Radio Hauraki

How stifled we felt back in the 1960’s when radio was a state-controlled monopoly and popular music was all but banned.
Private commercial radio stations had operated from the earliest days of broadcasting, but the government had systematically closed them all down.

In 1966, a brave heroic bunch of men decided they were going to break the monopoly held by the government.

Hence, less than a month after my twelfth birthday,  in early December 1966; Radio Hauraki was formed as a pirate station in the Hauraki Gulf, broadcasting outside government control from a ship moored in international waters.

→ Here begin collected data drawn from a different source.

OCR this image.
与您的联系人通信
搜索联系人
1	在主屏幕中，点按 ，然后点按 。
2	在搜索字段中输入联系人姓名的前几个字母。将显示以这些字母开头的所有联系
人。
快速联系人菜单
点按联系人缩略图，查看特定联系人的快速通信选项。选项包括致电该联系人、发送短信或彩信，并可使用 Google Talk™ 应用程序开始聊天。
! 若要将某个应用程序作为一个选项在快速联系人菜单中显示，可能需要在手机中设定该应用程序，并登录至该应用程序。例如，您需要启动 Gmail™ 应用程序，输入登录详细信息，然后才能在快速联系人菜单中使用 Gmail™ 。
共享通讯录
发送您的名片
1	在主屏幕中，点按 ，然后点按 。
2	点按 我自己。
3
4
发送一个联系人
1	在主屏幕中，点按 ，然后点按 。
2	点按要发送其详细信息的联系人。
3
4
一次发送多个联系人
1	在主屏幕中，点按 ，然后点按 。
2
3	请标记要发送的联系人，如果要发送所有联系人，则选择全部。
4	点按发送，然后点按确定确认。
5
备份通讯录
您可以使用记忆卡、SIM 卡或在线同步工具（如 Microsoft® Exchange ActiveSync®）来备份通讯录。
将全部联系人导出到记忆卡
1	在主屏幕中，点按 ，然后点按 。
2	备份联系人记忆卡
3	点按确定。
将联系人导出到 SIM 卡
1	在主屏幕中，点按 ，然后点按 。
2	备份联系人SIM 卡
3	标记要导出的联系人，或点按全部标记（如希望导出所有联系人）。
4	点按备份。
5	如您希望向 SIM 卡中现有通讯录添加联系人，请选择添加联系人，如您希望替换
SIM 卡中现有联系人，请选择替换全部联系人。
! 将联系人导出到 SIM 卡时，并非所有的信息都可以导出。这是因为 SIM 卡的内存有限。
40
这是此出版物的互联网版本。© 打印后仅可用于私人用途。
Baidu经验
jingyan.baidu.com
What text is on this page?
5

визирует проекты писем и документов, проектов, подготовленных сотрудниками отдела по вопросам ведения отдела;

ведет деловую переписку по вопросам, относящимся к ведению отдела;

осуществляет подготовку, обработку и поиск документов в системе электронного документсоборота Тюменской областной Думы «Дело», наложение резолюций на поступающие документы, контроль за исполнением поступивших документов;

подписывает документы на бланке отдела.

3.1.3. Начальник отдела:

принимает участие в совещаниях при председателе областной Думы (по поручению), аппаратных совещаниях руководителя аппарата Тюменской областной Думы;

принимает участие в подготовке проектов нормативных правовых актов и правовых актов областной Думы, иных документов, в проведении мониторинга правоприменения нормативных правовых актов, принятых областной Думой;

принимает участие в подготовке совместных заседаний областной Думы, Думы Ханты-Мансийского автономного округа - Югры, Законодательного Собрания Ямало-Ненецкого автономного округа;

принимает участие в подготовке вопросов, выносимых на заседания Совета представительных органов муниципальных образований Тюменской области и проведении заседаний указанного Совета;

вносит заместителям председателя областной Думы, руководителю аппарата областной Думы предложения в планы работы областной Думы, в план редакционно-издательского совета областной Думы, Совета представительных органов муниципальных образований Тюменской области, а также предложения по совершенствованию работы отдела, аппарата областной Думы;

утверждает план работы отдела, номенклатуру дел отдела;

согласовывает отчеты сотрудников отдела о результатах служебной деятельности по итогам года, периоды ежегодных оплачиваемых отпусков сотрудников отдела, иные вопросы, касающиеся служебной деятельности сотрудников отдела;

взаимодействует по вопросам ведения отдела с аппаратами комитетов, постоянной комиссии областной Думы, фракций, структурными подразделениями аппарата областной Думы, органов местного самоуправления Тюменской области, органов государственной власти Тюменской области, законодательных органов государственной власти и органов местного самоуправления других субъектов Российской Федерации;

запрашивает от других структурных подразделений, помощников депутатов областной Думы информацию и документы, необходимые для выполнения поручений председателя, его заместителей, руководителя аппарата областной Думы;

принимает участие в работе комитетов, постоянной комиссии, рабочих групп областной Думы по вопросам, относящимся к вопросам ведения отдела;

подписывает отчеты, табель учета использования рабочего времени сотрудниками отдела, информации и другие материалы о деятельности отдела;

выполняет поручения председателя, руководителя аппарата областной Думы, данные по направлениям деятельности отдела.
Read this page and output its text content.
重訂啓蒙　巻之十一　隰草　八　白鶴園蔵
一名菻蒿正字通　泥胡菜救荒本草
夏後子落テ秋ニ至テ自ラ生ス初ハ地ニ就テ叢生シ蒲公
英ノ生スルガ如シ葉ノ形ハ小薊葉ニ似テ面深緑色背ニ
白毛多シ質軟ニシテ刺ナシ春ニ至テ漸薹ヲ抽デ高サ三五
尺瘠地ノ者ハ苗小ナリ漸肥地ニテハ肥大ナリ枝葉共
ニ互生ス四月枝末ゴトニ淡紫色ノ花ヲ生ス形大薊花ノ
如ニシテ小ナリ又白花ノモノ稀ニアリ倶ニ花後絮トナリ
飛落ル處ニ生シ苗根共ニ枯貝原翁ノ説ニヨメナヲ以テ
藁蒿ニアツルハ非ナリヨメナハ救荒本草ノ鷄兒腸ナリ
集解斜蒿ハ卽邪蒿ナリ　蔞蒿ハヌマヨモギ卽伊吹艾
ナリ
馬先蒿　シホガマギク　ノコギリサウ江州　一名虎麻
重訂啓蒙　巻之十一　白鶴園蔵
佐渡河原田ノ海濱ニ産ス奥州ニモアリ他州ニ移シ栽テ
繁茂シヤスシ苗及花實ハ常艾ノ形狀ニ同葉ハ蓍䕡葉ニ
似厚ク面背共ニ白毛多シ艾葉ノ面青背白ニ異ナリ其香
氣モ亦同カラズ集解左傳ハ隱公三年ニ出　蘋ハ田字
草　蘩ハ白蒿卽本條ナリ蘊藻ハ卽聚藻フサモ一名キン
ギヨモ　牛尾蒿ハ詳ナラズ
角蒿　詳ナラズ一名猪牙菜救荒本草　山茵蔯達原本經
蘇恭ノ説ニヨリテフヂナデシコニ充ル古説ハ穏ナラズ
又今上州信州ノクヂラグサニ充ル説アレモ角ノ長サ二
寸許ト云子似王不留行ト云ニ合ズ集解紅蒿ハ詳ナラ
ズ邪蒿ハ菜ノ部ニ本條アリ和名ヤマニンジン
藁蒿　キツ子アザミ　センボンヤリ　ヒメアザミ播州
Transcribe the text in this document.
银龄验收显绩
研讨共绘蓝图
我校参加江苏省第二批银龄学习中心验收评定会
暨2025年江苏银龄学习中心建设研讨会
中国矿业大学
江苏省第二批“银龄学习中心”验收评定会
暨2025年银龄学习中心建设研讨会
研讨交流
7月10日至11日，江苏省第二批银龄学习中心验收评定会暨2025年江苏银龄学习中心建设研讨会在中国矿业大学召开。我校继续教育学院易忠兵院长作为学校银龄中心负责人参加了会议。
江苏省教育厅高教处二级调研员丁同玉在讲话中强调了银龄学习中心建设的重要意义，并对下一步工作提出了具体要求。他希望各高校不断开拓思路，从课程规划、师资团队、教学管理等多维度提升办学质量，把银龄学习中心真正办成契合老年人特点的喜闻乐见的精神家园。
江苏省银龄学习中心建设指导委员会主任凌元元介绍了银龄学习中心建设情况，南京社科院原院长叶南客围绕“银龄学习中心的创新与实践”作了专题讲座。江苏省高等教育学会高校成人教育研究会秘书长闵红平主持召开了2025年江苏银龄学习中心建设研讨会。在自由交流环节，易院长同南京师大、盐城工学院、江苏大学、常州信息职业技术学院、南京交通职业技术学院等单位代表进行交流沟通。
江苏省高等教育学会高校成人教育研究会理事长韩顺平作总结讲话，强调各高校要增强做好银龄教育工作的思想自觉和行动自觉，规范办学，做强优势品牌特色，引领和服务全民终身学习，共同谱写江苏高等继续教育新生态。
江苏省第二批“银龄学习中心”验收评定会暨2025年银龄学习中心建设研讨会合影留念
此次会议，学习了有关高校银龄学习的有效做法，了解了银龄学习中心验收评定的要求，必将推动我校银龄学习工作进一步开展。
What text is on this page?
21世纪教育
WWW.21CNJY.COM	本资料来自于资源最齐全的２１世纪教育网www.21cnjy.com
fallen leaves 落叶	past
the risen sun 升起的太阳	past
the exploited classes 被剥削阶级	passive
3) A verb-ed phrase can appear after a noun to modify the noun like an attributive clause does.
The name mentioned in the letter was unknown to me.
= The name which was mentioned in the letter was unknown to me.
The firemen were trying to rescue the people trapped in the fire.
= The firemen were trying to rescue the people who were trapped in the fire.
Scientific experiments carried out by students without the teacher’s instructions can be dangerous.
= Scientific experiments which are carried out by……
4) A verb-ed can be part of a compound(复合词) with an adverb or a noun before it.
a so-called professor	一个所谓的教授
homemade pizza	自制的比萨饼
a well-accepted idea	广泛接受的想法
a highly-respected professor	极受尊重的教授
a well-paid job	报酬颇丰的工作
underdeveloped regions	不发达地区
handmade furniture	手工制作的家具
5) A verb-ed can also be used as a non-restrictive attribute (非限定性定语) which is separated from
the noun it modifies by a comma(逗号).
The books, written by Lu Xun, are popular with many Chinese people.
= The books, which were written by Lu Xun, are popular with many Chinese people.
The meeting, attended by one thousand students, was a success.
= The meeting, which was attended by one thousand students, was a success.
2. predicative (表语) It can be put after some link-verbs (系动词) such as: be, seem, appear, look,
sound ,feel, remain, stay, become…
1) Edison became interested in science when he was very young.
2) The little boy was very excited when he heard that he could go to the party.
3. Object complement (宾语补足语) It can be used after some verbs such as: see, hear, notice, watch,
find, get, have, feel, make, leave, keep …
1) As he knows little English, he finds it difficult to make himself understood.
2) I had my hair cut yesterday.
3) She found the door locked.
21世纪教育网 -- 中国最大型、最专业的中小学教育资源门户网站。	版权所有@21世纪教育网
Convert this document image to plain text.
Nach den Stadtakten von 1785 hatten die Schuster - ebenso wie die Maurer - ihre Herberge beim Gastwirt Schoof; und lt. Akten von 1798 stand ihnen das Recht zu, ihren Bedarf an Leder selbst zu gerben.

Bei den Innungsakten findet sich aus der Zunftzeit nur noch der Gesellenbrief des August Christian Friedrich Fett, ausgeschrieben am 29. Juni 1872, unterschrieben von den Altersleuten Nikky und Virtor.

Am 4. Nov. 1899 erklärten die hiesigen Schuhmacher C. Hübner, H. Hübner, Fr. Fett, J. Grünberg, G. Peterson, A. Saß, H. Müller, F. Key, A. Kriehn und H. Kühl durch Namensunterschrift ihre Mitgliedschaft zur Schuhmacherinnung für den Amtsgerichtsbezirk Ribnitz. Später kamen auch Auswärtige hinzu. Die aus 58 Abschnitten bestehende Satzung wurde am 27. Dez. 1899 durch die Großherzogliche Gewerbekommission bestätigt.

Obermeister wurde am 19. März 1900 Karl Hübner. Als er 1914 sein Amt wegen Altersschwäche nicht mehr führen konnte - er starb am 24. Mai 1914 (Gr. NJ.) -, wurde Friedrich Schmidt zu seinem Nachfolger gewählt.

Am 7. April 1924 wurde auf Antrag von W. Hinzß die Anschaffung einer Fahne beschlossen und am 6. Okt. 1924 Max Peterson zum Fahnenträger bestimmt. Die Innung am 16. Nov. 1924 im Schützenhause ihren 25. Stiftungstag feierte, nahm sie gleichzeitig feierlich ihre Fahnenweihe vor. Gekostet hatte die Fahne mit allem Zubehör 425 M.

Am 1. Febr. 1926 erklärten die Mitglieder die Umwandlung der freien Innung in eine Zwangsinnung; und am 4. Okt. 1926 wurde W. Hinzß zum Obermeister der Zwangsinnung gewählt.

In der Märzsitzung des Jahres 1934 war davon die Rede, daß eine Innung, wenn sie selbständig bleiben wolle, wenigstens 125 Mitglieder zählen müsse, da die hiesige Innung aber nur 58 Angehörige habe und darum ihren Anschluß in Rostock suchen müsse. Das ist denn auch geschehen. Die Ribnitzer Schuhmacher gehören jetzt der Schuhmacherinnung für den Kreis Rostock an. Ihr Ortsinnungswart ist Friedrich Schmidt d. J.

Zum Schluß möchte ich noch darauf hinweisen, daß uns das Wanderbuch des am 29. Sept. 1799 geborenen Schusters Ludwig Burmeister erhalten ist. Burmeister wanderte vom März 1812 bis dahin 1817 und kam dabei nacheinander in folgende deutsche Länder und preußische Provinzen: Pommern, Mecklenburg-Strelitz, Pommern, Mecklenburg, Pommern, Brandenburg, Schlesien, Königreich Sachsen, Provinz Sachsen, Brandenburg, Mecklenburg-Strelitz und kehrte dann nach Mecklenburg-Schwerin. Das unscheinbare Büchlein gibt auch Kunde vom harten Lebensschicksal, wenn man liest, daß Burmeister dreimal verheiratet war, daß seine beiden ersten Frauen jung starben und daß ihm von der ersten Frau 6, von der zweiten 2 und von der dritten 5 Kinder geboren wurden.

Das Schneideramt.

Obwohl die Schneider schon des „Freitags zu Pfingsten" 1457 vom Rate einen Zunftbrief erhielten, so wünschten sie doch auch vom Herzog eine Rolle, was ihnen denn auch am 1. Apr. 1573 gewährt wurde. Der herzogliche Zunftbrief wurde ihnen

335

The Beatles, Troggs, Rolling Stones and the Kinks all of a sudden flowed into our lives and the vibrancy of the announcers and of course the music brightened our lives.
The demand for transistor radios was overwhelming.

The government ran interference to try and shut them down on a continual basis.
There was a public backlash as folk started questioning the motives of state control as it appeared more and more to be a form of indoctrination.

The Pirate Ship ran from December 1966 through to 1st June 1970 when the government finally relented and agreed to issue Hauraki with a Licence, which meant they could broadcast from onshore.

Common sense finally prevailed.

I must tell you of my favourite announcer.
His name was Rick Grant and sadly he fell overboard and drowned after celebrating the victory.
Even today I remember him with a smile on my face and at times a tear in my eye as he brought so much happiness into my young life.